Queensland legislates for climate change


All future water planning and legislation will be compelled to consider pressing issues of climate change and the needs of the Aboriginal and Torres Strait Island peoples’ values under new laws passed by the State Government.

The new laws will require government planners and any future Minister to take potential climate change effects into account when developing and approving the state’s water plans.

The changes also now require the values and interests of Aboriginal people and Torres Strait Islanders to be considered.

State Resources Minister Dr Anthony Lynham told Parliament that farmers could use information about the likely impact of climate change to inform on farm decisions about water use.
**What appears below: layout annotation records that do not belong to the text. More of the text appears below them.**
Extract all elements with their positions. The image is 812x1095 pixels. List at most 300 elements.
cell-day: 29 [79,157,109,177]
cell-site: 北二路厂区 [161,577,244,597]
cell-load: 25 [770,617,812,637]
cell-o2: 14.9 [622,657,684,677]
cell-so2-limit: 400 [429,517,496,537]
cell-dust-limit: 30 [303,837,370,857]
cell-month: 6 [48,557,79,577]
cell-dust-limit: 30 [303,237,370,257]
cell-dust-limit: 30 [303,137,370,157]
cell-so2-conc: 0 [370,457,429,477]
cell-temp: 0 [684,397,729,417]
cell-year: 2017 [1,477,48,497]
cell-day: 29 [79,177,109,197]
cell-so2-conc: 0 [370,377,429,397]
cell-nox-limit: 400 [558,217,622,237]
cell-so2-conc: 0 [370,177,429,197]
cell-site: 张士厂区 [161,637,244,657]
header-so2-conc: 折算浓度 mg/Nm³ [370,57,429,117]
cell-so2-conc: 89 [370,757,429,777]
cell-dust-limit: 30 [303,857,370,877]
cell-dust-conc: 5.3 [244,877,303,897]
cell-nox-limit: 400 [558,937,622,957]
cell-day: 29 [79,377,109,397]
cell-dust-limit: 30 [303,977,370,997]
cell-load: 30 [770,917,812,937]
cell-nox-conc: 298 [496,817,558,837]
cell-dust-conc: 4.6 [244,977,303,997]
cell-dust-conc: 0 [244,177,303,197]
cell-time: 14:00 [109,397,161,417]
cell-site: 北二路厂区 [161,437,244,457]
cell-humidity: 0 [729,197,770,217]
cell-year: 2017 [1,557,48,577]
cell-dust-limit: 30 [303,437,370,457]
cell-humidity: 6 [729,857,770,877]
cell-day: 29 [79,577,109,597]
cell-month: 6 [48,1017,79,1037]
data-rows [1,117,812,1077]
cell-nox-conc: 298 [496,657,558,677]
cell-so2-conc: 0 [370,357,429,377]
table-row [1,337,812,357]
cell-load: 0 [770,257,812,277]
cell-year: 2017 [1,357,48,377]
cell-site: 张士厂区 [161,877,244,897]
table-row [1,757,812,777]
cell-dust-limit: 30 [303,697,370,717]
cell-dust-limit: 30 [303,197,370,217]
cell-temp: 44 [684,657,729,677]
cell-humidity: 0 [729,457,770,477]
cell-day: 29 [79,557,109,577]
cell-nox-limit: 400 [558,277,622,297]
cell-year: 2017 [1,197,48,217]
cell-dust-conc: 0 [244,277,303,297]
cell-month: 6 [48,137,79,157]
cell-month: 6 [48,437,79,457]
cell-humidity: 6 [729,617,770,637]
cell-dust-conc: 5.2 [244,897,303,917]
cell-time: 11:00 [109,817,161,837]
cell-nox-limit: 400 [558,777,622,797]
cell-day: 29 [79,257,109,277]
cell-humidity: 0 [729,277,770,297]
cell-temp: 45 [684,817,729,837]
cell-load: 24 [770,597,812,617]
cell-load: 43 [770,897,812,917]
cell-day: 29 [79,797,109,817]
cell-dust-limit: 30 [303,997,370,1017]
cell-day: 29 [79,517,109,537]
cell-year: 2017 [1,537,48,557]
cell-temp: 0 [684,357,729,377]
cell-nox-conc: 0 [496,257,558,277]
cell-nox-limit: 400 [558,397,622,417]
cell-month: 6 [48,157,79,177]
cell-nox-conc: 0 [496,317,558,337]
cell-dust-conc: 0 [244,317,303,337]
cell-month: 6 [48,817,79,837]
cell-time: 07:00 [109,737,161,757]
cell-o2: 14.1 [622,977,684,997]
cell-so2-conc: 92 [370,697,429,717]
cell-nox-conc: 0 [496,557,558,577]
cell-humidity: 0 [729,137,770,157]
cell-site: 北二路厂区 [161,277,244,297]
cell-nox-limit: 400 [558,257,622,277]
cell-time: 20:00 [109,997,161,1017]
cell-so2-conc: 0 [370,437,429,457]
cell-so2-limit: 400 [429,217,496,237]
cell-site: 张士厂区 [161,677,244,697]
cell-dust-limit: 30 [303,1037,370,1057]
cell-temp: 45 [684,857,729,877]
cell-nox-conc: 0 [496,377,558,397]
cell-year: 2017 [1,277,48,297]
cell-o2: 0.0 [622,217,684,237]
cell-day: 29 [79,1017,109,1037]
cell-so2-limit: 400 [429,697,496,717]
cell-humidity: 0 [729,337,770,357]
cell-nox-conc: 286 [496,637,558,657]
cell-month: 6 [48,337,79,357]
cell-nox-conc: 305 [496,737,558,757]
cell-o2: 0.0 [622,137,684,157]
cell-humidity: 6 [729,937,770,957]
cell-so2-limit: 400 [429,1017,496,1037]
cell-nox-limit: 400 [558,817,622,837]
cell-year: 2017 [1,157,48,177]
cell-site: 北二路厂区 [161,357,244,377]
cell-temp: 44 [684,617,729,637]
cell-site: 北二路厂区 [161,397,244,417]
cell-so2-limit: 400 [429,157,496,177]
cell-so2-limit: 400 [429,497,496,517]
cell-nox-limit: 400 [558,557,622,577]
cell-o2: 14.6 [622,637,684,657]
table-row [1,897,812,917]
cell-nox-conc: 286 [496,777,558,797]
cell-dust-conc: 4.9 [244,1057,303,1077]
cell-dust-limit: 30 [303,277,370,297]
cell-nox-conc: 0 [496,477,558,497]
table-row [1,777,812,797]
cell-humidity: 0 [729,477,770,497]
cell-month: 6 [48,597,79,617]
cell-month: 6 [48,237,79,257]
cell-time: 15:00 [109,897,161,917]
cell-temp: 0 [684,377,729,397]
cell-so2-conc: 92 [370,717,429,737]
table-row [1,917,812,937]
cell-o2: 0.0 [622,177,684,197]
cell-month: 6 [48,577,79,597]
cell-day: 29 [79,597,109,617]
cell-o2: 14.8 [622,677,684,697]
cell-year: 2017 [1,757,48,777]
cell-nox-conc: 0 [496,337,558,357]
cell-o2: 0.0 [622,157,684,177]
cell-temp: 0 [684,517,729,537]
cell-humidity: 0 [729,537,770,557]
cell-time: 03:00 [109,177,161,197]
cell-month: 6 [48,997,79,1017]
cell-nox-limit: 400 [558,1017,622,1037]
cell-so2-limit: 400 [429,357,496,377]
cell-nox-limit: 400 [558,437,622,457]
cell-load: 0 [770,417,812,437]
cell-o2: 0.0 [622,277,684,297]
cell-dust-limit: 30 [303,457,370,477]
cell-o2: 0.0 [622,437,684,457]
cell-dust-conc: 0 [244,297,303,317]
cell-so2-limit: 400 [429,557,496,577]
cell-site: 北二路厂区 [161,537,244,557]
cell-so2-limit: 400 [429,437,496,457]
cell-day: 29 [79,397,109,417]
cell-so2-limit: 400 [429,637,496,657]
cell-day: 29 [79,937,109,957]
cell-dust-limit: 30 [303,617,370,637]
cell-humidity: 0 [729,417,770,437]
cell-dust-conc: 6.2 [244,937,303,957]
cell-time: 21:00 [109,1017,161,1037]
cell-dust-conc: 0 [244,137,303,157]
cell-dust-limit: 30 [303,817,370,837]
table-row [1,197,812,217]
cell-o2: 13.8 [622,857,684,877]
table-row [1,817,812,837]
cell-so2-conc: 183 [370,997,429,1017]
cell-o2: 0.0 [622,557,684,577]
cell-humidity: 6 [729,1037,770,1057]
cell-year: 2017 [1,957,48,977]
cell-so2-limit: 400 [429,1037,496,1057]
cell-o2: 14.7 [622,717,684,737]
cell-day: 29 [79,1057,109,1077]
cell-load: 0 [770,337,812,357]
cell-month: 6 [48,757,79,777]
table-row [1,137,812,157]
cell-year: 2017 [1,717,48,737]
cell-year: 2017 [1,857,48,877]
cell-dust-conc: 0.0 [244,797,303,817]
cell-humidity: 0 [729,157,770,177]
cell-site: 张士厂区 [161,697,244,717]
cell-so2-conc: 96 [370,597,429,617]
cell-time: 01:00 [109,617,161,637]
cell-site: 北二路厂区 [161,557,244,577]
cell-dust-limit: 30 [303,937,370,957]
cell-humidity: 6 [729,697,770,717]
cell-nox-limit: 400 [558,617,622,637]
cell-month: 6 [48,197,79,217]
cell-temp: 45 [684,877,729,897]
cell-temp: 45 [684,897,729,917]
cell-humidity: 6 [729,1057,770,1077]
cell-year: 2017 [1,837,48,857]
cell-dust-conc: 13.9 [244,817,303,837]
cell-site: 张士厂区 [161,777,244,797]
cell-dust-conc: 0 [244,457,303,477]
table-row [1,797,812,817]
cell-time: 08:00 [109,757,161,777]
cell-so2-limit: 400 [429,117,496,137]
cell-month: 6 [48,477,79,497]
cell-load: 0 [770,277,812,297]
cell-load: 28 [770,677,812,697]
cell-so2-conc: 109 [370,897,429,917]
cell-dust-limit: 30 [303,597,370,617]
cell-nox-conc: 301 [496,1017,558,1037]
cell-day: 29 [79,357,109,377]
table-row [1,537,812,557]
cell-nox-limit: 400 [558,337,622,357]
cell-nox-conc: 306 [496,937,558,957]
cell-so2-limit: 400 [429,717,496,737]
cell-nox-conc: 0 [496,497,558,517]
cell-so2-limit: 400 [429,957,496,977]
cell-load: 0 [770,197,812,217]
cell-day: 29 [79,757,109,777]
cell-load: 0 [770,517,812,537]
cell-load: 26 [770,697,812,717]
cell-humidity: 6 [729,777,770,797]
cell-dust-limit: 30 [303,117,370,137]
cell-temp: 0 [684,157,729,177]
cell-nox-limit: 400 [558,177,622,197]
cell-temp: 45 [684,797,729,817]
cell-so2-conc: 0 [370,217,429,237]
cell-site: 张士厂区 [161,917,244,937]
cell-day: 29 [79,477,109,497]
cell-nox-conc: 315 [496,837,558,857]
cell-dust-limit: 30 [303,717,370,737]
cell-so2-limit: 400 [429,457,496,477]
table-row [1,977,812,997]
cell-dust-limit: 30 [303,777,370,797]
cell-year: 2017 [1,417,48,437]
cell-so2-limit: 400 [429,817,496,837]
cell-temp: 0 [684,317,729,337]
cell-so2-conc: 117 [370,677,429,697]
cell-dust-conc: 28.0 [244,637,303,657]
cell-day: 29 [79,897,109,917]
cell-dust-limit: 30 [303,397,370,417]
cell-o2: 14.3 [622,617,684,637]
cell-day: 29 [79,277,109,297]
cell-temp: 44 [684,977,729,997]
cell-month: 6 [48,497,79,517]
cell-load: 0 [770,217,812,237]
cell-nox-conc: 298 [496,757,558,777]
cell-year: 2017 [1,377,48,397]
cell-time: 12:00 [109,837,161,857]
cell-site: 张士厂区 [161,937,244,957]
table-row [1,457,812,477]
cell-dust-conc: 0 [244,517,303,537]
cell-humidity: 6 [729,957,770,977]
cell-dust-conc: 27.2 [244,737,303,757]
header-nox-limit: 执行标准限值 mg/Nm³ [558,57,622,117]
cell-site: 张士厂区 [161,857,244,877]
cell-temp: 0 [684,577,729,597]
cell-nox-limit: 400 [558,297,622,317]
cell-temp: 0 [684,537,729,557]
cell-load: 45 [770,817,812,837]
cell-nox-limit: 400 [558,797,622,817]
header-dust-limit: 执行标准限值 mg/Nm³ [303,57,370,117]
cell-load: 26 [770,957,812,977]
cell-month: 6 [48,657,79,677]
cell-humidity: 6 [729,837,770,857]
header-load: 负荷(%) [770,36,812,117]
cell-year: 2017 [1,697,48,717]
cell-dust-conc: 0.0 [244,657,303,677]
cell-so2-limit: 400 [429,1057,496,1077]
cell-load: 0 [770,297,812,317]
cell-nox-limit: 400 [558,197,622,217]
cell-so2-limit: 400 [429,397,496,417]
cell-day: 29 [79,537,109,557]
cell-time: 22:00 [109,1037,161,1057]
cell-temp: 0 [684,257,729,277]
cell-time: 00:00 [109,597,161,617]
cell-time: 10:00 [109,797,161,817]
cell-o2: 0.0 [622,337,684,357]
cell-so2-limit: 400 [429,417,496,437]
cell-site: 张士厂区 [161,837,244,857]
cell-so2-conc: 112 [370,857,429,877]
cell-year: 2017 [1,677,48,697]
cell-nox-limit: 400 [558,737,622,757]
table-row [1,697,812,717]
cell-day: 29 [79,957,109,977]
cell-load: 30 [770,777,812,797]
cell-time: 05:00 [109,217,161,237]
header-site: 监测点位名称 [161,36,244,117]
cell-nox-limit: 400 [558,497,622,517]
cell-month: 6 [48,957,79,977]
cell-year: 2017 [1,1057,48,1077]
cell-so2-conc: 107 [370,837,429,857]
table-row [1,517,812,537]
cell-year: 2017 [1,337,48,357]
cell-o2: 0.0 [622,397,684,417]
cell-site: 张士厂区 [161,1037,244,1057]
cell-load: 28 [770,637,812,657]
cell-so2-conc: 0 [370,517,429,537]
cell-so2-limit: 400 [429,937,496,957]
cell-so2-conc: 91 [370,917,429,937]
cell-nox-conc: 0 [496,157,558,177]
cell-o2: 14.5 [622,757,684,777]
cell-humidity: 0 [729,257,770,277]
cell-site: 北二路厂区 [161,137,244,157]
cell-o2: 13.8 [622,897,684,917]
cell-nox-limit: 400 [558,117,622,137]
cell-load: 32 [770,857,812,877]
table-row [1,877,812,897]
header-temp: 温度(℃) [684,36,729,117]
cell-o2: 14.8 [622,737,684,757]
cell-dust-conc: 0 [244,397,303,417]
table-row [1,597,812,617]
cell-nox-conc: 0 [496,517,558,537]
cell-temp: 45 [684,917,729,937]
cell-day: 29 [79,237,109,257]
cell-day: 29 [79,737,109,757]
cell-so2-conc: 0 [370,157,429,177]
“The Department of Environment and Science is working on modelling to ensure that farmers have the best available information on climate risk to water availability to enhance their decision making,” he said.

The legislation will also lock in the consideration of Aboriginal and Torres Strat Islander peoples’ values.

“The Queensland Government has played a leadership role in enhancing Aboriginal and Torres Strait Islander peoples’ involvement in water planning,” Dr Lynham said.

“Almost 40 per cent of submissions received in response to our draft Condamine-Balonne water plan and draft Border Rivers and Moonie water plan in July 2018 were from Aboriginal people.”

The bill also makes previously locked-down water supplies available to farmers.

Dr Lynham said the changes made water reserved for future infrastructure like dams and weirs available now for up to three years.

“The state’s 23 water plans currently set aside about 990,000 megalitres of water as strategic infrastructure reserves,” he said.